In another step to help protect the environment of Seychelles, the importation of single-use plastic straws will be banned as of 01 February 2019.
According to the Seychelles News Agency, the island nation’s ministry of environment will ban the importation of single-use plastic straws into the country from next month, while a total ban on plastic straw usage will follow in June.
The ban will include straws used in cocktails and other drinks but will exempt plastic straws attached to juice packets, said a top official. “The ban on plastic single-use straws will be implemented in phases. Following the ban on importation, a total ban will be implemented on June 1, 2019,” said Nanette Laure, the director general at the waste enforcement and permit division at the environment ministry.
Laure explained that a total ban means that no individual or company will be able to import, sell, process or manufacture plastic straws in Seychelles – a group 115 islands in the western Indian Ocean. It is not clear if there is any company producing straws in the country, however, manufacturing was included in the policy so as to cover all aspect of such a ban.
One type of straw to be exempted from the ban will be those found on small packets of juice and milk. “We understand the concerns of other partners and NGOs on the use of straws that come with juice packets. Looking at all the factors, we will need to do the ban in phases as the straws on juice packs fall in another category, but this does not mean that it won’t be banned,” said Laure.
The minister of Environment announced that a ban will be implemented on the use of plastic straws during World Environment Day in June 2018. A few days later, the Cabinet of Ministers approved the ban.
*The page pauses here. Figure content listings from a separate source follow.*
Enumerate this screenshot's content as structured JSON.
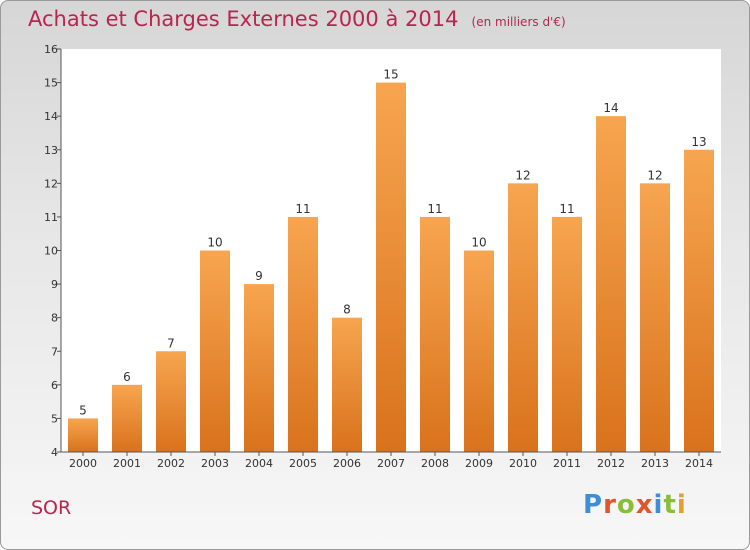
{
  "title": "Achats et Charges Externes 2000 à 2014",
  "unit_note": "(en milliers d'€)",
  "commune": "SOR",
  "logo": {
    "letters": [
      "P",
      "r",
      "o",
      "x",
      "i",
      "t",
      "i"
    ],
    "colors": [
      "#3b8fd8",
      "#e0562a",
      "#8cbd3a",
      "#e0562a",
      "#3b8fd8",
      "#8cbd3a",
      "#e0a22a"
    ]
  },
  "chart_data": {
    "type": "bar",
    "title": "Achats et Charges Externes 2000 à 2014",
    "subtitle": "(en milliers d'€)",
    "categories": [
      "2000",
      "2001",
      "2002",
      "2003",
      "2004",
      "2005",
      "2006",
      "2007",
      "2008",
      "2009",
      "2010",
      "2011",
      "2012",
      "2013",
      "2014"
    ],
    "values": [
      5,
      6,
      7,
      10,
      9,
      11,
      8,
      15,
      11,
      10,
      12,
      11,
      14,
      12,
      13
    ],
    "data_labels": [
      "5",
      "6",
      "7",
      "10",
      "9",
      "11",
      "8",
      "15",
      "11",
      "10",
      "12",
      "11",
      "14",
      "12",
      "13"
    ],
    "y_ticks": [
      "4",
      "5",
      "6",
      "7",
      "8",
      "9",
      "10",
      "11",
      "12",
      "13",
      "14",
      "15",
      "16"
    ],
    "ylim": [
      4,
      16
    ],
    "xlabel": "",
    "ylabel": "",
    "grid": false,
    "bar_color_top": "#f7a550",
    "bar_color_bottom": "#d9721c"
  }
}
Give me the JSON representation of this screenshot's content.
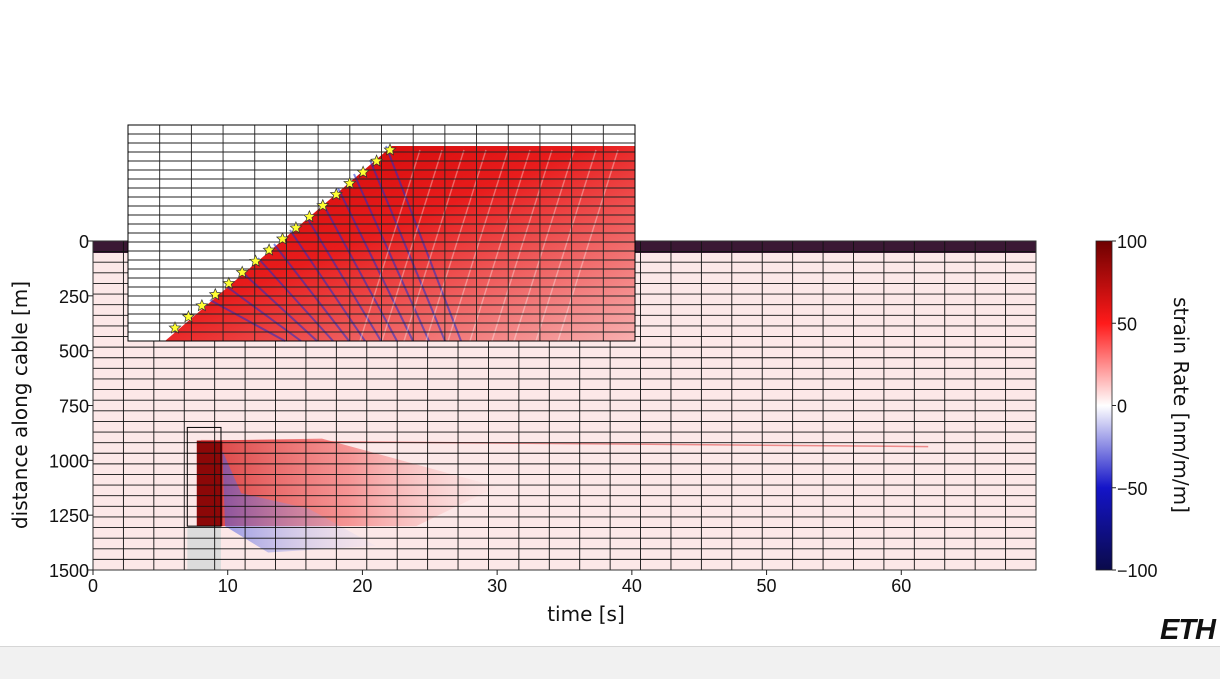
{
  "chart_data": {
    "type": "heatmap",
    "title": "",
    "xlabel": "time [s]",
    "ylabel": "distance along cable [m]",
    "xlim": [
      0,
      70
    ],
    "ylim": [
      0,
      1500
    ],
    "y_inverted": true,
    "x_ticks": [
      "0",
      "10",
      "20",
      "30",
      "40",
      "50",
      "60"
    ],
    "x_tick_values": [
      0,
      10,
      20,
      30,
      40,
      50,
      60
    ],
    "y_ticks": [
      "0",
      "250",
      "500",
      "750",
      "1000",
      "1250",
      "1500"
    ],
    "y_tick_values": [
      0,
      250,
      500,
      750,
      1000,
      1250,
      1500
    ],
    "colorbar": {
      "label": "strain Rate [nm/m/m]",
      "range": [
        -100,
        100
      ],
      "ticks": [
        "100",
        "50",
        "0",
        "−50",
        "−100"
      ],
      "tick_values": [
        100,
        50,
        0,
        -50,
        -100
      ],
      "colors": [
        "#0a0a4a",
        "#1414c8",
        "#ffffff",
        "#ff1a1a",
        "#6e0000"
      ]
    },
    "event": {
      "onset_time_s": 8,
      "onset_distance_m": 910,
      "end_distance_m": 1300,
      "inset_box_time_s": [
        7,
        9.5
      ],
      "inset_box_distance_m": [
        850,
        1300
      ]
    },
    "inset": {
      "description_free": true,
      "star_count": 17,
      "star_color": "#ffff33",
      "dominant_color": "#e01818"
    }
  },
  "branding": {
    "logo_text": "ETH"
  }
}
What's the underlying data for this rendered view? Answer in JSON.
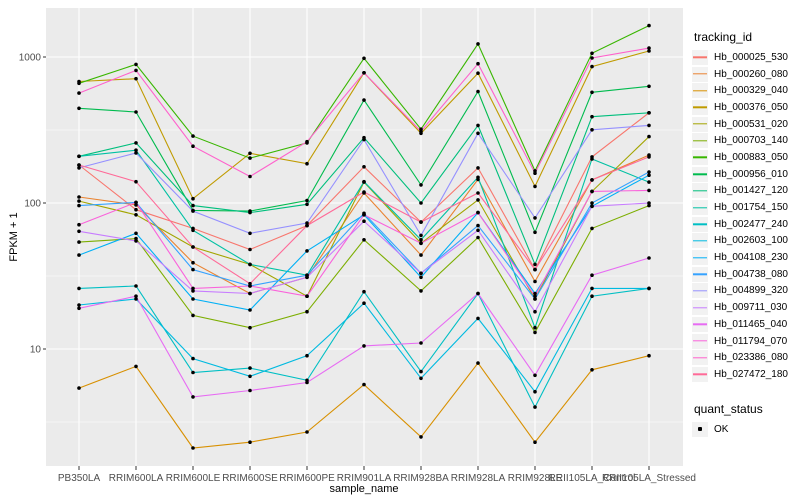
{
  "chart_data": {
    "type": "line",
    "title": "",
    "xlabel": "sample_name",
    "ylabel": "FPKM + 1",
    "panel_bg": "#EBEBEB",
    "grid_color": "#FFFFFF",
    "point_color": "#000000",
    "y_axis": {
      "scale": "log10",
      "ticks": [
        10,
        100,
        1000
      ],
      "tick_labels": [
        "10",
        "100",
        "1000"
      ],
      "minor_gridlines": [
        3.162,
        31.62,
        316.2
      ],
      "range_approx": [
        1.6,
        2200
      ]
    },
    "x_categories": [
      "PB350LA",
      "RRIM600LA",
      "RRIM600LE",
      "RRIM600SE",
      "RRIM600PE",
      "RRIM901LA",
      "RRIM928BA",
      "RRIM928LA",
      "RRIM928LE",
      "RRII105LA_Control",
      "RRII105LA_Stressed"
    ],
    "legend": {
      "color_title": "tracking_id",
      "shape_title": "quant_status",
      "shape_items": [
        {
          "label": "OK",
          "marker": "black-square-dot"
        }
      ]
    },
    "series": [
      {
        "name": "Hb_000025_530",
        "color": "#F8766D",
        "values": [
          182,
          90,
          67,
          48,
          70,
          177,
          74,
          174,
          35,
          207,
          415
        ]
      },
      {
        "name": "Hb_000260_080",
        "color": "#EA8331",
        "values": [
          110,
          97,
          39,
          24,
          31,
          117,
          44,
          145,
          29,
          144,
          213
        ]
      },
      {
        "name": "Hb_000329_040",
        "color": "#D89000",
        "values": [
          5.4,
          7.6,
          2.1,
          2.3,
          2.7,
          5.7,
          2.5,
          8.0,
          2.3,
          7.2,
          9.0
        ]
      },
      {
        "name": "Hb_000376_050",
        "color": "#C09B00",
        "values": [
          680,
          710,
          107,
          219,
          186,
          780,
          300,
          775,
          130,
          860,
          1100
        ]
      },
      {
        "name": "Hb_000531_020",
        "color": "#A3A500",
        "values": [
          103,
          83,
          50,
          38,
          23,
          139,
          53,
          105,
          22,
          120,
          285
        ]
      },
      {
        "name": "Hb_000703_140",
        "color": "#7CAE00",
        "values": [
          54,
          57,
          17,
          14,
          18,
          56,
          25,
          58,
          13,
          67,
          96
        ]
      },
      {
        "name": "Hb_000883_050",
        "color": "#39B600",
        "values": [
          660,
          890,
          287,
          203,
          258,
          980,
          320,
          1230,
          166,
          1060,
          1640
        ]
      },
      {
        "name": "Hb_000956_010",
        "color": "#00BB4E",
        "values": [
          445,
          420,
          89,
          88,
          104,
          507,
          133,
          580,
          63,
          573,
          630
        ]
      },
      {
        "name": "Hb_001427_120",
        "color": "#00BF7D",
        "values": [
          209,
          258,
          96,
          86,
          98,
          280,
          100,
          340,
          38,
          390,
          415
        ]
      },
      {
        "name": "Hb_001754_150",
        "color": "#00C1A3",
        "values": [
          209,
          230,
          65,
          38,
          32,
          140,
          56,
          150,
          14,
          200,
          139
        ]
      },
      {
        "name": "Hb_002477_240",
        "color": "#00BFC4",
        "values": [
          26,
          27,
          6.9,
          7.4,
          6.1,
          24.7,
          7.0,
          24,
          4.0,
          23,
          26
        ]
      },
      {
        "name": "Hb_002603_100",
        "color": "#00BAE0",
        "values": [
          20,
          22,
          8.6,
          6.5,
          9.0,
          20.6,
          6.3,
          16.2,
          5.1,
          26,
          26
        ]
      },
      {
        "name": "Hb_004108_230",
        "color": "#00B0F6",
        "values": [
          44,
          62,
          22,
          18.5,
          47,
          83,
          31,
          86,
          24,
          95,
          155
        ]
      },
      {
        "name": "Hb_004738_080",
        "color": "#35A2FF",
        "values": [
          96,
          101,
          35,
          27,
          32,
          85,
          33,
          70,
          22,
          100,
          163
        ]
      },
      {
        "name": "Hb_004899_320",
        "color": "#9590FF",
        "values": [
          174,
          220,
          88,
          62,
          73,
          272,
          60,
          300,
          79,
          317,
          340
        ]
      },
      {
        "name": "Hb_009711_030",
        "color": "#C77CFF",
        "values": [
          64,
          55,
          25,
          24,
          31,
          75,
          33,
          65,
          18,
          95,
          100
        ]
      },
      {
        "name": "Hb_011465_040",
        "color": "#E76BF3",
        "values": [
          19,
          23,
          4.7,
          5.2,
          5.9,
          10.5,
          11,
          24,
          6.6,
          32,
          42
        ]
      },
      {
        "name": "Hb_011794_070",
        "color": "#FA62DB",
        "values": [
          71,
          101,
          26,
          27,
          23,
          83,
          53,
          86,
          23,
          120,
          122
        ]
      },
      {
        "name": "Hb_023386_080",
        "color": "#FF61CC",
        "values": [
          566,
          810,
          245,
          152,
          263,
          780,
          310,
          900,
          160,
          985,
          1150
        ]
      },
      {
        "name": "Hb_027472_180",
        "color": "#FF6A98",
        "values": [
          182,
          140,
          50,
          28,
          70,
          119,
          74,
          117,
          35,
          144,
          207
        ]
      }
    ]
  }
}
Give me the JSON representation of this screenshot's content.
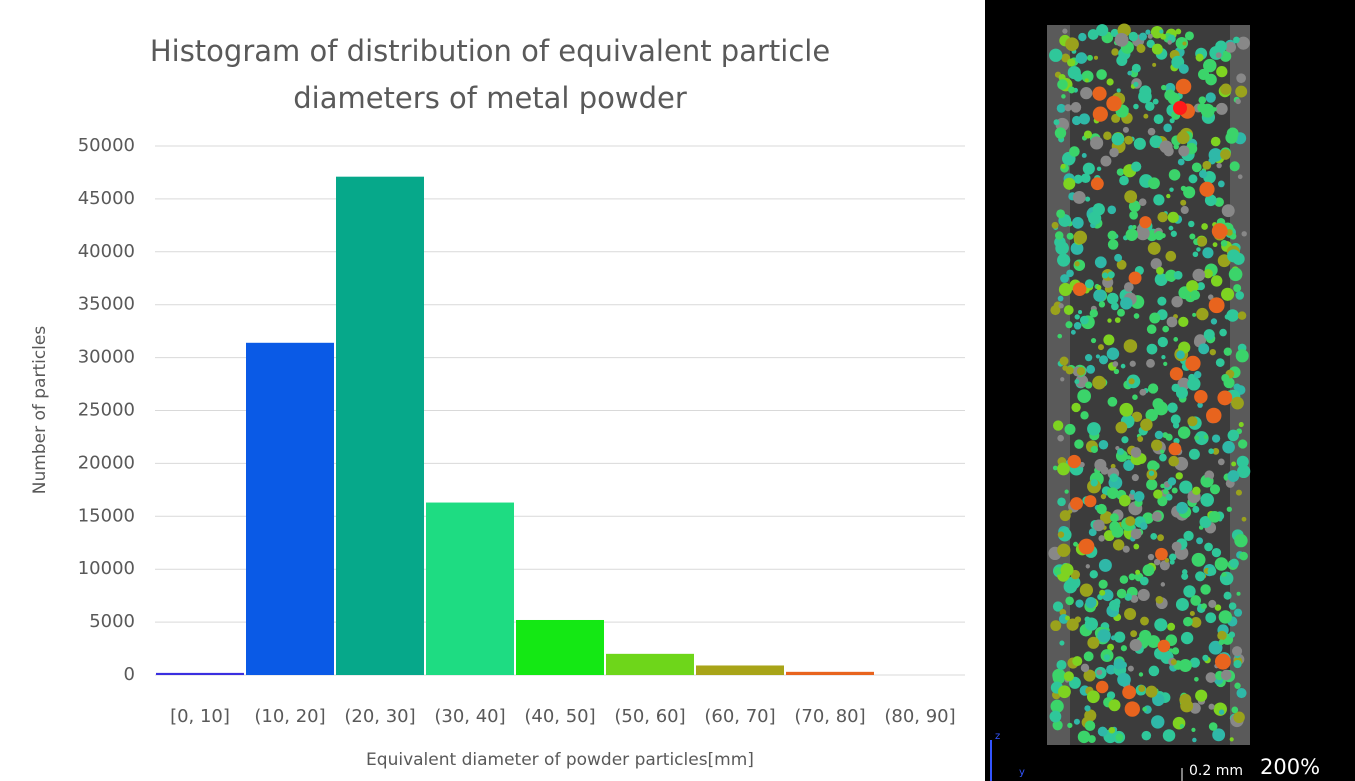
{
  "chart_data": {
    "type": "bar",
    "title": "Histogram of distribution of equivalent particle diameters of metal powder",
    "x_label": "Equivalent diameter of powder particles[mm]",
    "y_label": "Number of particles",
    "categories": [
      "[0, 10]",
      "(10, 20]",
      "(20, 30]",
      "(30, 40]",
      "(40, 50]",
      "(50, 60]",
      "(60, 70]",
      "(70, 80]",
      "(80, 90]"
    ],
    "values": [
      200,
      31400,
      47100,
      16300,
      5200,
      2000,
      900,
      300,
      0
    ],
    "colors": [
      "#3a2fe0",
      "#0a5ae6",
      "#06a88a",
      "#1edc82",
      "#14e814",
      "#6ed61a",
      "#a8a418",
      "#e8641e",
      "#e8641e"
    ],
    "ylim": [
      0,
      50000
    ],
    "yticks": [
      0,
      5000,
      10000,
      15000,
      20000,
      25000,
      30000,
      35000,
      40000,
      45000,
      50000
    ],
    "grid": true
  },
  "viewer": {
    "scale_bar": "0.2 mm",
    "zoom": "200%",
    "axis_z": "z",
    "axis_y": "y"
  }
}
The public will be able to use paper, pasta or bamboo straws as alternatives. Paper straws are currently the most popular alternative being used.
The Seychelles Hospitality and Tourism Association (SHTA) lobbied the relevant ministry to implement the ban in May last year. The association brought onboard many tourism establishments and many of them are already using alternatives in their restaurants.
“For 2018, our association’s main objective was waste management. We wanted this to be top on our agenda as there was no mention of waste management in the 2018 State of the Nation Address by the president,” said the chairperson of the SHTA, Sybille Cardon. “Straws are easy, but we acknowledge that this will also take time as we have to also educate people on why do we need to use more environmentally friendly alternatives.”
The hospitality group that owns Carana Beach has extended the ‘Refuse the Straw’ campaign to its other properties on Denis Private Island and the Indian Ocean Lodge on Praslin.
The ban on plastic straws is part of an ongoing strategy to reduce and manage the amount of waste that is ending up on landfill sites. Laure said that plastic is the main type of waste that is making its way to the landfill.
To tackle this, the Ministry of Environment, Energy and Climate Change implemented a ban on the importation of Styrofoam takeaway boxes, and plastic items such as carrier bags, plates, cups and cutlery, which took effect in January 2017.